Fenomena solstis yang menjadi penanda musim di berbagai belahan dunia, termasuk Indonesia, akan terjadi pada tanggal 21 Juni. Peneliti Ahli Utama Badan Riset dan Inovasi Nasional (BRIN), Thomas Djamaluddin, menjelaskan bahwa solstis utara menandai awal musim panas di bagian bumi utara dan awal musim dingin di bagian bumi selatan. Di Indonesia, solstis utara menjadi petanda dimulainya musim kemarau.
Solstis utara adalah momen ketika Matahari mencapai posisi paling utara di langit Bumi, yang disebabkan oleh kemiringan sumbu rotasi Bumi saat mengelilingi Matahari. Thomas menjelaskan bahwa dari 22 Desember hingga 21 Juni, posisi terbit dan terbenam Matahari bergeser ke arah utara, dan pada 21 Juni, Matahari berhenti di titik paling utara sebelum bergerak kembali ke selatan.
Perubahan ini berdampak pada pergeseran pemanasan Bumi yang mempengaruhi arah angin dan awan.
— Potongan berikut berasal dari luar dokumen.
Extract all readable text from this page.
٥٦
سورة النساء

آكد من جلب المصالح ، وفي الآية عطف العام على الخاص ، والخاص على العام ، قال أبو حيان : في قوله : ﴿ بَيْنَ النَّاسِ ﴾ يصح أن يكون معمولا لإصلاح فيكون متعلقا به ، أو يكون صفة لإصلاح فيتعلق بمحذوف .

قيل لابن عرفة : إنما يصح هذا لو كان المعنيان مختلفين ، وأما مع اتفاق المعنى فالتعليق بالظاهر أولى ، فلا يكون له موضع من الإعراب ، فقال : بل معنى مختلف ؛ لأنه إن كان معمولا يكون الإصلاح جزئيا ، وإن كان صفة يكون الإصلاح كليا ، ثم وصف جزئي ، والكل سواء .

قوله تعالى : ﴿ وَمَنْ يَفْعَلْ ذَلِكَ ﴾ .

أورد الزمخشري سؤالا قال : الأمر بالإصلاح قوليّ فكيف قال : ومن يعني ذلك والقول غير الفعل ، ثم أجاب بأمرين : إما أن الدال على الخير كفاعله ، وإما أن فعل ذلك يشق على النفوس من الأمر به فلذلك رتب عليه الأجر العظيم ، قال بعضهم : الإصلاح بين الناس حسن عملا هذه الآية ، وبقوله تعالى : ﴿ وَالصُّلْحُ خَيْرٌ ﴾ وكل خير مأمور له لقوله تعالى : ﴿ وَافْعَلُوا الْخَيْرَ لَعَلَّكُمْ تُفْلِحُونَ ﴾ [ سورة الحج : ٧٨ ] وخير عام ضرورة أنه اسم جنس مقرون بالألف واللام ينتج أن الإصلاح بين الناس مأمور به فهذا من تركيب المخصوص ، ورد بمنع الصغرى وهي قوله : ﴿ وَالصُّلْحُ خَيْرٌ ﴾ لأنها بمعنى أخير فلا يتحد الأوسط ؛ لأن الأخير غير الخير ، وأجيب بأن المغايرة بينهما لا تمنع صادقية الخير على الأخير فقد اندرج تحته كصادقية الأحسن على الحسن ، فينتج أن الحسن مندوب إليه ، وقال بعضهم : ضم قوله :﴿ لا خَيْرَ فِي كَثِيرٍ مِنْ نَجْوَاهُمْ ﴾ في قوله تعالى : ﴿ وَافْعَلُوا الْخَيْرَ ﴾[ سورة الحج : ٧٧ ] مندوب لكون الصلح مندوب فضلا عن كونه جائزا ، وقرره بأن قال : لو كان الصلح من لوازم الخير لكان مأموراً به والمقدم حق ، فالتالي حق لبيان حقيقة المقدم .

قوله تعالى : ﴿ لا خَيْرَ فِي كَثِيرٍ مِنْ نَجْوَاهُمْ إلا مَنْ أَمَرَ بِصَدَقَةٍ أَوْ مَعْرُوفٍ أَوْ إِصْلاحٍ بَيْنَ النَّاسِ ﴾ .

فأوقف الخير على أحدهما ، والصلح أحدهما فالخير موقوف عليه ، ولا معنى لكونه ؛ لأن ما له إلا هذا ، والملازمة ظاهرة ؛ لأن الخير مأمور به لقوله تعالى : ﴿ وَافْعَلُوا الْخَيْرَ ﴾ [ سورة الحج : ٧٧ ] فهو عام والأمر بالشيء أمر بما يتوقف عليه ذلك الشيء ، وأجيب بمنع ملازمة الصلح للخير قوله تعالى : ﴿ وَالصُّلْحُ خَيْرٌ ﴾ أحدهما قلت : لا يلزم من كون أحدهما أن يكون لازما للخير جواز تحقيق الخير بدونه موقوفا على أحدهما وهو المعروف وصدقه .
Angin mulai bertiup dari selatan ke utara setelah solstis utara, mendorong pembentukan awan ke arah utara dan memasuki musim kemarau di Indonesia. Fenomena astronomi solstis ini memiliki peran penting dalam sektor pertanian, mitigasi bencana, dan prakiraan musim di berbagai negara, termasuk Indonesia.
Pemahaman terhadap fenomena astronomi seperti solstis dapat membantu dalam mengantisipasi perubahan musim dengan lebih baik. Solstis utara juga menjadi alat pendidikan dalam bidang sains, dengan contoh nyata dari keterkaitan astronomi dan kehidupan sehari-hari. Dengan pemahaman yang baik, kita dapat merancang kebijakan yang lebih adaptif untuk edukasi masyarakat.